Le marché immobilier parisien face à de nouveaux défis et opportunités

2026 : marché rationnel avec une stabilisation et un réalignement
Le marché immobilier parisien en 2026 se caractérise par une stabilisation après correction. Le volume de transactions à Paris a baissé de 25 % sur les 12 derniers mois, tandis que les taux de crédit immobilier se situent autour de 3,2 % en moyenne après avoir atteint 4,5 % fin 2023. La BCE a amorcé une politique de détente monétaire, et les banques retrouvent un appétit pour le crédit immobilier, avec des conditions d’octroi qui s’assouplissent et qui redonne un peu d’air et de pouvoir d’achat aux acheteurs (un ménage médian peut espérer acquérir environ 2 m² de plus qu’au pire de la crise en 2023).. En effet l’immobilier repose sur un équilibre entre prix et taux: lorsque les prix sont bas les taux sont élevés et inversement.
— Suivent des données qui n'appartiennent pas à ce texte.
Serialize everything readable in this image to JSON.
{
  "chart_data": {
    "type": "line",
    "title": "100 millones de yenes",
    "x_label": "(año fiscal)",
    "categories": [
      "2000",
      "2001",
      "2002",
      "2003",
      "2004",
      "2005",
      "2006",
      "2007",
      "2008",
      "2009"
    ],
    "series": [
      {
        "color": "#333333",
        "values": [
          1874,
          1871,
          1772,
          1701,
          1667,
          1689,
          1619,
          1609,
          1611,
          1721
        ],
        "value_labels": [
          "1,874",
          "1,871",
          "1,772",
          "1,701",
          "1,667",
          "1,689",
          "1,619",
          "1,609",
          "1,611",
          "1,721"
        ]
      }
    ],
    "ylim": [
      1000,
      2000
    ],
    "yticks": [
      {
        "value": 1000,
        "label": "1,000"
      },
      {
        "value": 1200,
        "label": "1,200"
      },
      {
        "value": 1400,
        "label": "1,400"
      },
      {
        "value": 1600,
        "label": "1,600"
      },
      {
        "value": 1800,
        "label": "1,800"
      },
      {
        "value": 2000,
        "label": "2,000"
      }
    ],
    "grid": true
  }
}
Un marché à 2 vitesses selon les arrondissements
Le prix moyen à Paris oscille désormais juste sous la barre symbolique des 10 000 €, s’établissant en moyenne entre 9 700 € et 9 900 €/m² selon les indicateurs.
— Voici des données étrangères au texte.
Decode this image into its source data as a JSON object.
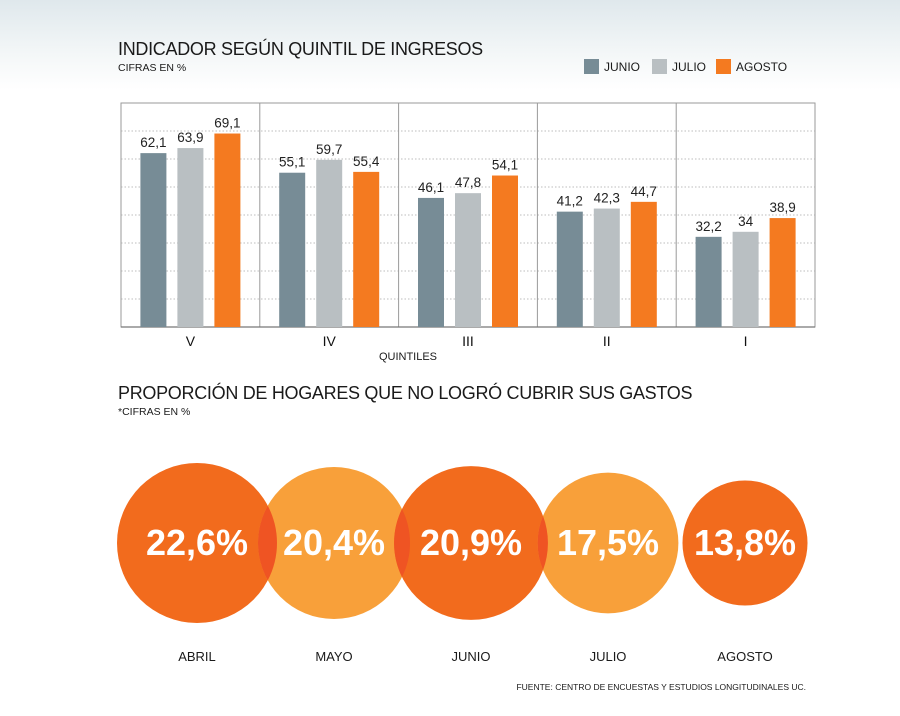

L’homogénéité du marché parisien appartient au passé. La fracture géographique et budgétaire est particulièrement visible :
- Les valeurs refuges et le luxe (6e, 7e, 8e) : Ces arrondissements restent déconnectés du reste du marché. Le 6e dépasse toujours les 14 000 €/m². Portés par la rareté de l’offre et une clientèle internationale (notamment américaine et britannique) très active, les prix y restent extrêmement fermes.
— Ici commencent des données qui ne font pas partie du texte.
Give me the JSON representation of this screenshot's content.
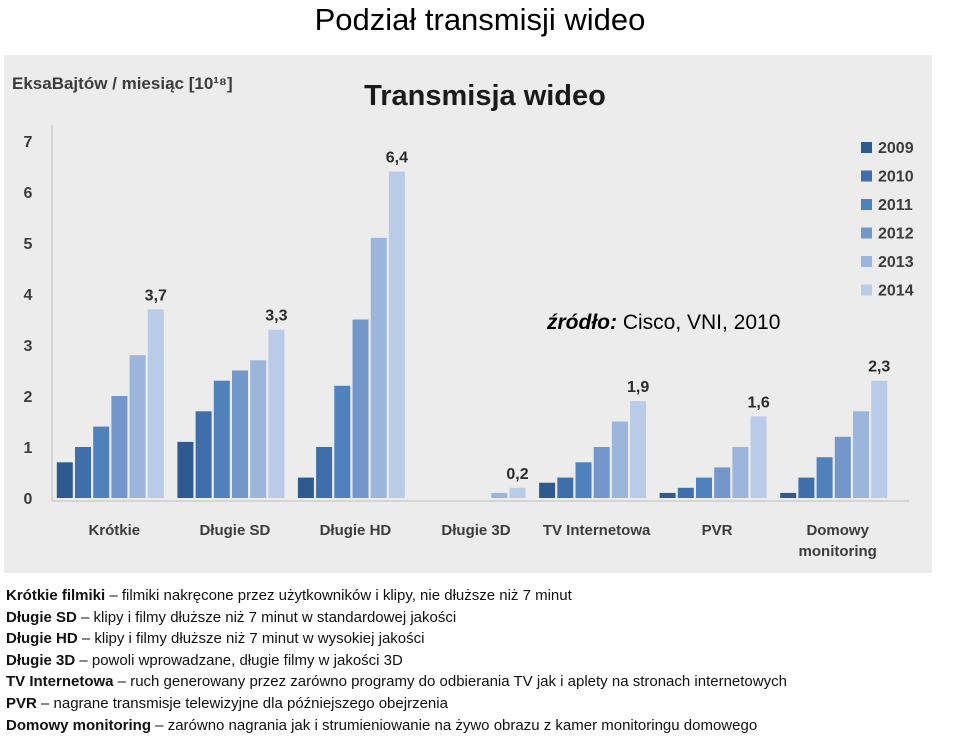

- L’Est parisien en pleine mutation (10e, 11e, 12e, 20e) : Après avoir subi la correction la plus sévère, ces quartiers affichent un net regain d’activité. Le 11e et le 12e connaissent de forts volumes de transactions, attirant les profils intermédiaires et les familles à des prix souvent compris entre 8 500 € et 9 800 €/m².


L’écologie au cœur des priorités
La transition écologique s’impose aussi dans le secteur immobilier. La nouvelle réglementation environnementale (RE2020) et la pression sur les « passoires thermiques » poussent les propriétaires parisiens à investir dans la rénovation énergétique
L’effet DPE (Diagnostic de Performance Énergétique) : C’est le nerf de la guerre. Les « passoires thermiques » (classées F et G) subissent de plein fouet des décotes de l’ordre de 15 % à 20 %, car les acheteurs intègrent le coût et la complexité des travaux de rénovation dans leur négociation. À l’inverse, un bon DPE (A à D) garantit une vente rapide et au prix fort.
- L’extérieur et l’étage : Un balcon, une terrasse ou un dernier étage avec ascenseur restent des critères ultra-prioritaires post-Covid et post-JO.
- Les petites surfaces (Studios, T2) : Ils restent les biens les plus liquides du marché, activement recherchés par les investisseurs face à une tension locative qui ne faiblit pas (les loyers parisiens ont progressé de plus de 14 % entre 2023 et 2026).